Under applicable federal securities laws, the Share Increase Amendment cannot be effective until at least 20 calendar days after this Information Statement is sent or given to our stockholders. The Share Increase Amendment will become effective upon filing with the Secretary of State of Nevada. It is anticipated that the foregoing will take place 20 calendar days after distribution of this Information Statement is mailed to our stockholders.


Dissenters' Rights of Appraisal


The Nevada Revised Statutes do not provide for appraisal rights in connection with the increase of authorized shares of our capital stock.





ADDITIONAL INFORMATION


We are subject to the information requirements of the Securities Exchange Act of 1934, as amended, and in accordance therewith file reports, proxy statements and other information including annual and quarterly reports on Form 10-KSB and Form 10-QSB with the Securities and Exchange Commission. Reports and other information filed by us can be inspected and copied at the public reference facilities maintained at the Securities and Exchange Commission at Room 1024, 450 Fifth Street, N.W., Washington, DC 20549. Copies of such material can be obtained upon written request addressed to the Securities and Exchange Commission, Public Reference Section, 450 Fifth Street, N.W., Washington, DC 20549, at prescribed rates. The Securities and Exchange Commission also maintains a web site on the internet (http://www.sec.gov) where reports, proxy and information statements and other information regarding issuers that file electronically with the Securities and Exchange Comm ission through the Electronic Data Gathering, Analysis and Retrieval System may be obtained free of charge.



By Order of the Board of Directors


_______________________________

RATZON KOCHAVI

PRESIDENT


Dated: New York, New York


May 20, 2004



EXHIBIT A


Certificate of Amendment

to Articles of Incorporation

For Nevada Profit Corporations


(Pursuant to NRS 78.385 and 78.390 -After Issuance of Stock)


1. Name of corporation: GEMZ Corp., (the "Corporation")

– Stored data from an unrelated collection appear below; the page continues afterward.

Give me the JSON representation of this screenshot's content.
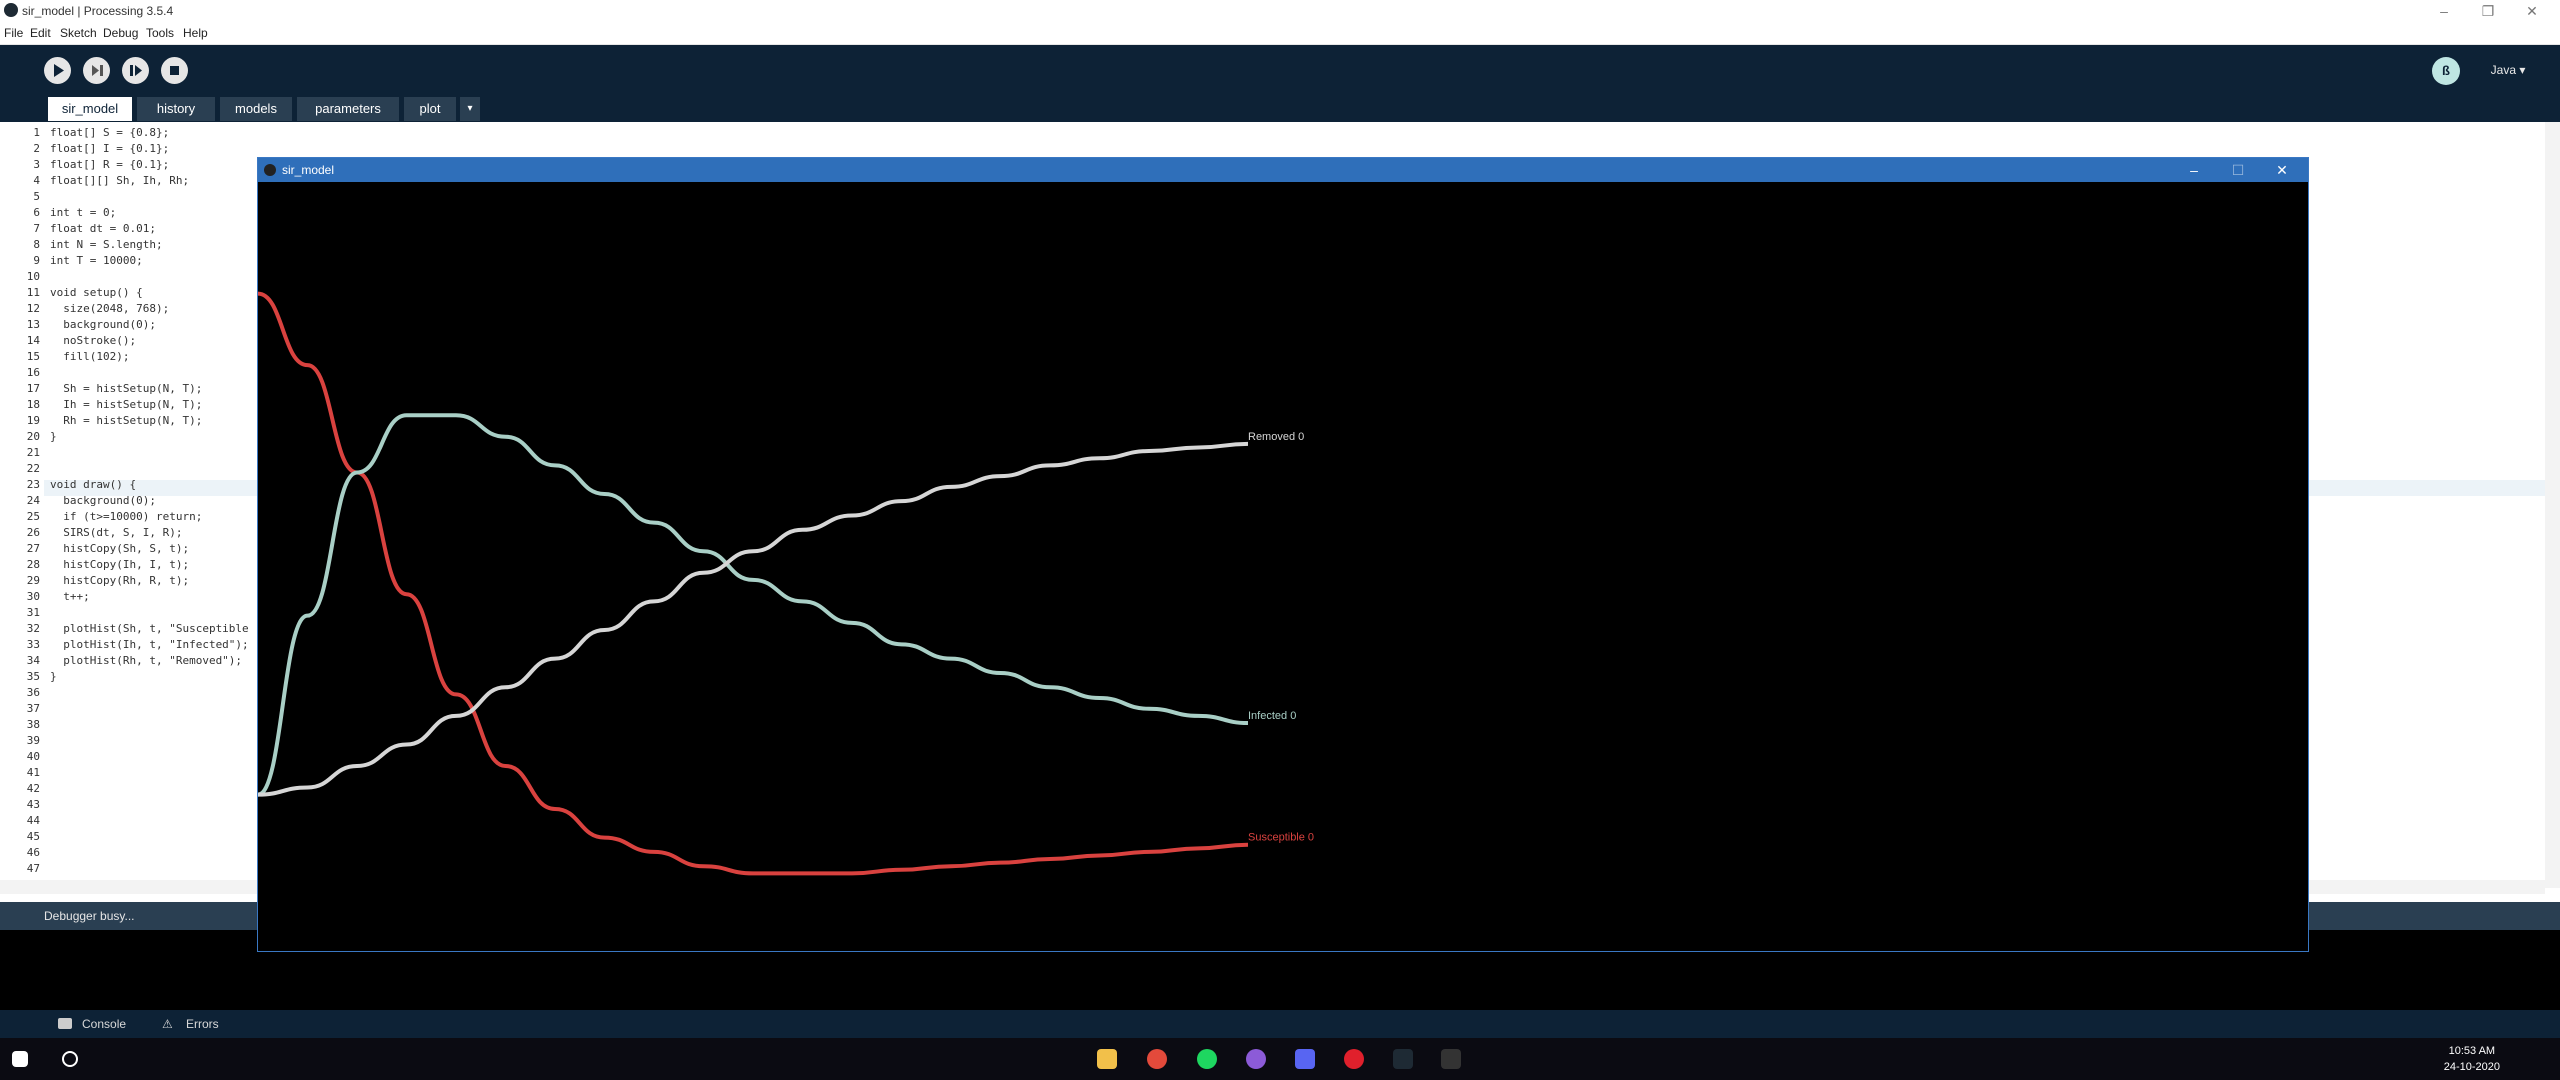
{
  "window": {
    "title": "sir_model | Processing 3.5.4"
  },
  "menu": [
    "File",
    "Edit",
    "Sketch",
    "Debug",
    "Tools",
    "Help"
  ],
  "toolbar": {
    "mode": "Java ▾",
    "mode_icon": "ß"
  },
  "tabs": [
    "sir_model",
    "history",
    "models",
    "parameters",
    "plot"
  ],
  "code_lines": [
    "float[] S = {0.8};",
    "float[] I = {0.1};",
    "float[] R = {0.1};",
    "float[][] Sh, Ih, Rh;",
    "",
    "int t = 0;",
    "float dt = 0.01;",
    "int N = S.length;",
    "int T = 10000;",
    "",
    "void setup() {",
    "  size(2048, 768);",
    "  background(0);",
    "  noStroke();",
    "  fill(102);",
    "",
    "  Sh = histSetup(N, T);",
    "  Ih = histSetup(N, T);",
    "  Rh = histSetup(N, T);",
    "}",
    "",
    "",
    "void draw() {",
    "  background(0);",
    "  if (t>=10000) return;",
    "  SIRS(dt, S, I, R);",
    "  histCopy(Sh, S, t);",
    "  histCopy(Ih, I, t);",
    "  histCopy(Rh, R, t);",
    "  t++;",
    "",
    "  plotHist(Sh, t, \"Susceptible",
    "  plotHist(Ih, t, \"Infected\");",
    "  plotHist(Rh, t, \"Removed\");",
    "}",
    "",
    "",
    "",
    "",
    "",
    "",
    "",
    "",
    "",
    "",
    "",
    ""
  ],
  "status": "Debugger busy...",
  "console_tabs": [
    "Console",
    "Errors"
  ],
  "sketch": {
    "title": "sir_model",
    "labels": {
      "removed": "Removed 0",
      "infected": "Infected 0",
      "susceptible": "Susceptible 0"
    },
    "colors": {
      "susceptible": "#d9423f",
      "infected": "#a9cfc6",
      "removed": "#d6d6d6"
    }
  },
  "chart_data": {
    "type": "line",
    "x": [
      0,
      1,
      2,
      3,
      4,
      5,
      6,
      7,
      8,
      9,
      10,
      11,
      12,
      13,
      14,
      15,
      16,
      17,
      18,
      19,
      20
    ],
    "series": [
      {
        "name": "Susceptible 0",
        "values": [
          0.8,
          0.7,
          0.55,
          0.38,
          0.24,
          0.14,
          0.08,
          0.04,
          0.02,
          0.0,
          -0.01,
          -0.01,
          -0.01,
          -0.005,
          0.0,
          0.005,
          0.01,
          0.015,
          0.02,
          0.025,
          0.03
        ]
      },
      {
        "name": "Infected 0",
        "values": [
          0.1,
          0.35,
          0.55,
          0.63,
          0.63,
          0.6,
          0.56,
          0.52,
          0.48,
          0.44,
          0.4,
          0.37,
          0.34,
          0.31,
          0.29,
          0.27,
          0.25,
          0.235,
          0.22,
          0.21,
          0.2
        ]
      },
      {
        "name": "Removed 0",
        "values": [
          0.1,
          0.11,
          0.14,
          0.17,
          0.21,
          0.25,
          0.29,
          0.33,
          0.37,
          0.41,
          0.44,
          0.47,
          0.49,
          0.51,
          0.53,
          0.545,
          0.56,
          0.57,
          0.58,
          0.585,
          0.59
        ]
      }
    ],
    "ylim": [
      -0.05,
      0.9
    ]
  }
}
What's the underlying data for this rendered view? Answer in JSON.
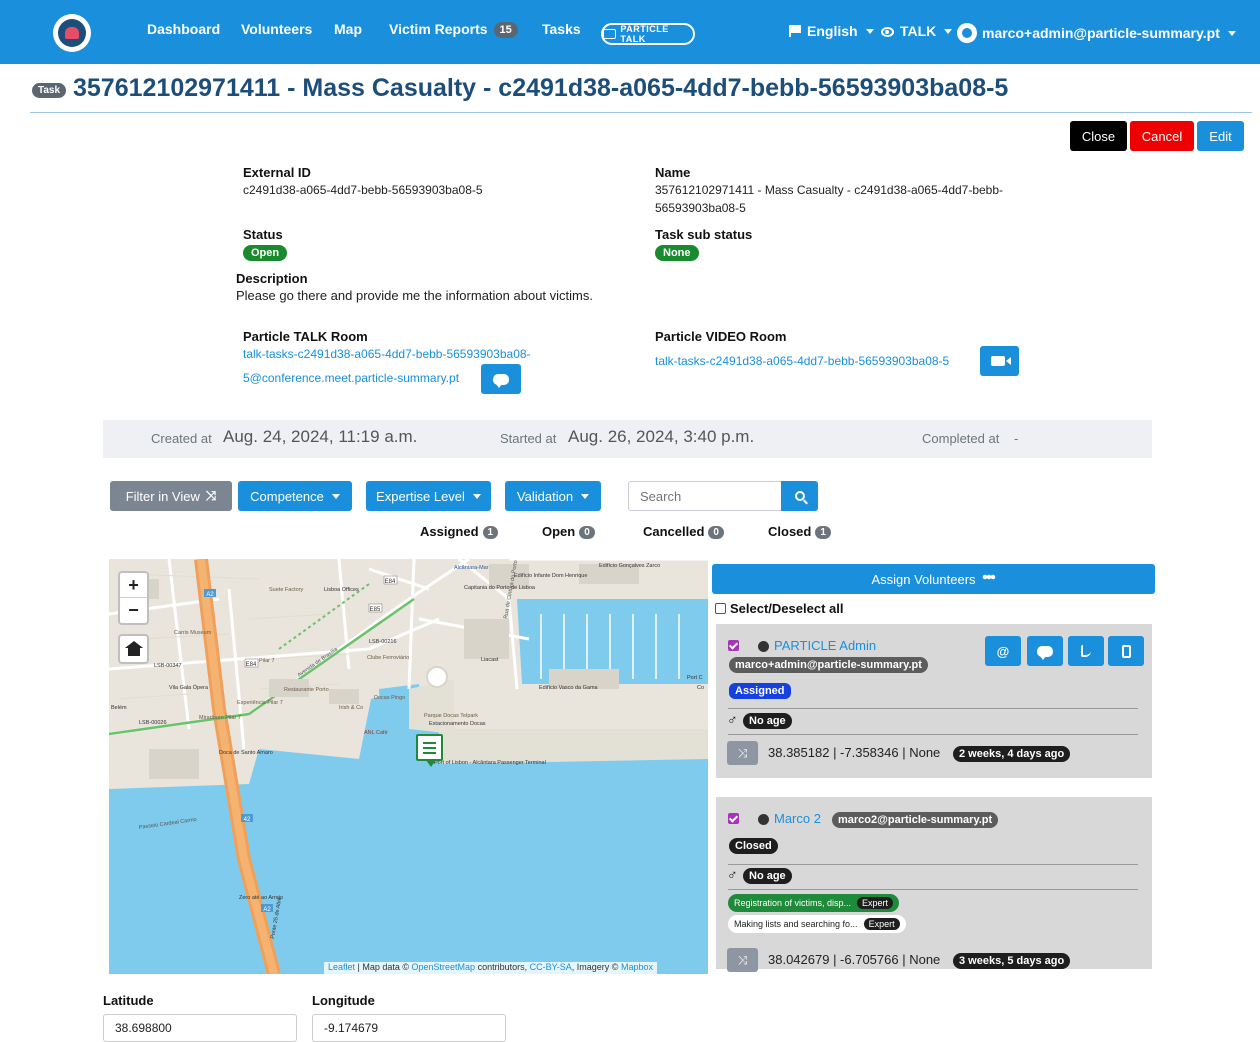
{
  "nav": {
    "items": [
      "Dashboard",
      "Volunteers",
      "Map",
      "Victim Reports",
      "Tasks"
    ],
    "victim_reports_count": "15",
    "brand_logo_text": "PARTICLE TALK",
    "language": "English",
    "talk": "TALK",
    "user_email": "marco+admin@particle-summary.pt"
  },
  "title": {
    "tag": "Task",
    "text": "357612102971411 - Mass Casualty - c2491d38-a065-4dd7-bebb-56593903ba08-5"
  },
  "actions": {
    "close": "Close",
    "cancel": "Cancel",
    "edit": "Edit"
  },
  "details": {
    "external_id_label": "External ID",
    "external_id": "c2491d38-a065-4dd7-bebb-56593903ba08-5",
    "name_label": "Name",
    "name_line1": "357612102971411 - Mass Casualty - c2491d38-a065-4dd7-bebb-",
    "name_line2": "56593903ba08-5",
    "status_label": "Status",
    "status": "Open",
    "substatus_label": "Task sub status",
    "substatus": "None",
    "description_label": "Description",
    "description": "Please go there and provide me the information about victims.",
    "talk_room_label": "Particle TALK Room",
    "talk_room_line1": "talk-tasks-c2491d38-a065-4dd7-bebb-56593903ba08-",
    "talk_room_line2": "5@conference.meet.particle-summary.pt",
    "video_room_label": "Particle VIDEO Room",
    "video_room": "talk-tasks-c2491d38-a065-4dd7-bebb-56593903ba08-5"
  },
  "dates": {
    "created_label": "Created at",
    "created": "Aug. 24, 2024, 11:19 a.m.",
    "started_label": "Started at",
    "started": "Aug. 26, 2024, 3:40 p.m.",
    "completed_label": "Completed at",
    "completed": "-"
  },
  "filters": {
    "filter_in_view": "Filter in View",
    "competence": "Competence",
    "expertise": "Expertise Level",
    "validation": "Validation",
    "search_placeholder": "Search"
  },
  "counts": {
    "assigned_label": "Assigned",
    "assigned": "1",
    "open_label": "Open",
    "open": "0",
    "cancelled_label": "Cancelled",
    "cancelled": "0",
    "closed_label": "Closed",
    "closed": "1"
  },
  "map": {
    "zoom_in": "+",
    "zoom_out": "−",
    "attribution_leaflet": "Leaflet",
    "attribution_mid": " | Map data © ",
    "attribution_osm": "OpenStreetMap",
    "attribution_contrib": " contributors, ",
    "attribution_cc": "CC-BY-SA",
    "attribution_imagery": ", Imagery © ",
    "attribution_mapbox": "Mapbox",
    "labels": [
      "Avenida de Brasília",
      "Clube Ferroviário",
      "Restaurante Porto",
      "Rua de Cintura do Porto de Lisboa",
      "Parque Docas Telpark",
      "Estacionamento Docas",
      "Edifício Vasco da Gama",
      "Port of Lisbon - Alcântara Passenger Terminal",
      "Passeio Cardeal Carmo",
      "Doca de Santo Amaro",
      "Pilar 7",
      "Experiência Pilar 7",
      "ANL Café",
      "Alcântara-Mar",
      "Ponte 25 de Abril",
      "Suete Factory",
      "Lisboa Offices",
      "Capitania do Porto de Lisboa",
      "Edifício Infante Dom Henrique",
      "Edifício Gonçalves Zarco",
      "Liacast",
      "Carris Museum",
      "LSB-00026",
      "LSB-00347",
      "LSB-00216",
      "Vila Gala Ópera",
      "Belém",
      "Irish & Co",
      "Docas Pingo",
      "Miradouro Pilar 7",
      "Zero até ao Arrojo",
      "Port C",
      "Co"
    ],
    "badges": [
      "E84",
      "E85",
      "E84",
      "42",
      "A2",
      "A2"
    ]
  },
  "panel": {
    "assign_label": "Assign Volunteers",
    "select_all": "Select/Deselect all",
    "volunteers": [
      {
        "name": "PARTICLE Admin",
        "email": "marco+admin@particle-summary.pt",
        "status": "Assigned",
        "gender_symbol": "♂",
        "age": "No age",
        "location": "38.385182 | -7.358346 | None",
        "ago": "2 weeks, 4 days ago"
      },
      {
        "name": "Marco 2",
        "email": "marco2@particle-summary.pt",
        "status": "Closed",
        "gender_symbol": "♂",
        "age": "No age",
        "competence1": "Registration of victims, disp...",
        "competence1_level": "Expert",
        "competence2": "Making lists and searching fo...",
        "competence2_level": "Expert",
        "location": "38.042679 | -6.705766 | None",
        "ago": "3 weeks, 5 days ago"
      }
    ],
    "contact_email_symbol": "@"
  },
  "coords": {
    "lat_label": "Latitude",
    "lat": "38.698800",
    "lng_label": "Longitude",
    "lng": "-9.174679"
  },
  "colors": {
    "navbar": "#1a8fdc",
    "title": "#1d4e7a",
    "open_badge": "#198a2e",
    "cancel": "#ee0000",
    "close": "#000000",
    "water": "#7ecbee",
    "road": "#f0a05a"
  }
}
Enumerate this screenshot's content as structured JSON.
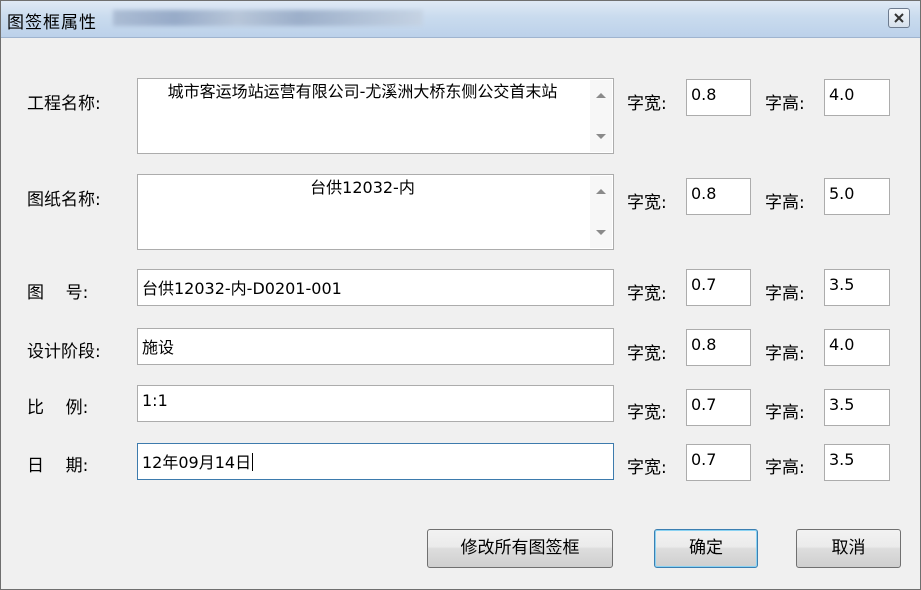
{
  "window": {
    "title": "图签框属性",
    "title_obscured": true
  },
  "colors": {
    "dialog_bg": "#f0f0f0",
    "field_border": "#acacac",
    "focus_border": "#3d7bad",
    "default_button_border": "#3c7fb1"
  },
  "rows": [
    {
      "label": "工程名称:",
      "value": "城市客运场站运营有限公司-尤溪洲大桥东侧公交首末站",
      "width_label": "字宽:",
      "width_value": "0.8",
      "height_label": "字高:",
      "height_value": "4.0",
      "multiline": true
    },
    {
      "label": "图纸名称:",
      "value": "台供12032-内",
      "width_label": "字宽:",
      "width_value": "0.8",
      "height_label": "字高:",
      "height_value": "5.0",
      "multiline": true
    },
    {
      "label": "图    号:",
      "value": "台供12032-内-D0201-001",
      "width_label": "字宽:",
      "width_value": "0.7",
      "height_label": "字高:",
      "height_value": "3.5"
    },
    {
      "label": "设计阶段:",
      "value": "施设",
      "width_label": "字宽:",
      "width_value": "0.8",
      "height_label": "字高:",
      "height_value": "4.0"
    },
    {
      "label": "比    例:",
      "value": "1:1",
      "width_label": "字宽:",
      "width_value": "0.7",
      "height_label": "字高:",
      "height_value": "3.5"
    },
    {
      "label": "日    期:",
      "value": "12年09月14日",
      "width_label": "字宽:",
      "width_value": "0.7",
      "height_label": "字高:",
      "height_value": "3.5",
      "focused": true
    }
  ],
  "buttons": {
    "modify_all": "修改所有图签框",
    "ok": "确定",
    "cancel": "取消"
  },
  "icons": {
    "close": "close-icon",
    "scroll_up": "scroll-up-arrow-icon",
    "scroll_down": "scroll-down-arrow-icon"
  }
}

2. Paragraph 4.1 of ARTICLE IV of the articles has been amended in its entirety to read as follows:



"4.1 NUMBER OF SHARES AUTHORIZED; PAR VALUE. The total number of shares of all classes of stock which the Corporation shall have authority to issue is 155,000,000. The corporation is authorized to issue 150,000,000 shares of common stock, par value $0.001 per share (the "Common Stock") and 5,000,000 shares of preferred stock, par value $0.001 per share (the "Preferred Stock"). The Preferred Stock may be issued at any time or from time to time, in any one or more series, and any such series shall be comprised of such number of shares and may have such voting powers, whole or limited, or no voting powers, and such designations, preferences and relative, participating, optional or other special rights, and qualifications, limitations or restrictions thereof, including liquidation preferences, as shall be stated and expressed in the resolution or resolutions of the board of directors of the Corporation, the board of directors being hereb y expressly vested with such power and authority to the full extent now or hereafter permitted by law."    



3. The vote by which the stockholders holding shares in the corporation entitling them to exercise at least a majority of the voting power, or such greater proportion of the voting power as may be required in the case of a vote by classes or series, or as may be required by the provision of the articles of incorporation have voted in favor of the

 



amendment is: 54% in favor



4. Effective date of filing (optional): 20 calendar days (must not be later than 90 days after the certificate is filed).



5. Officer Signature (required): /S/ ISAAC NUSSEN



*If any proposed amendment would alter or change any preference or any relative or other right given to any class or series of outstanding shares, then the amendment must be approved by the vote, in addition to the affirmative vote otherwise required, of the holders of shares representing a majority of the voting power of each class or series affected by the amendment regardless of limitations or restrictions on the voting power thereof.


IMPORTANT: Failure to include any of the above information and submit the proper fees may cause this filing to be rejected.



SUBMIT IN DUPLICATE



THIS FORM MUST BE ACCOMPANIED BY APPROPRIATE FEES.  SEE ATTACHED FEE SCHEDULE.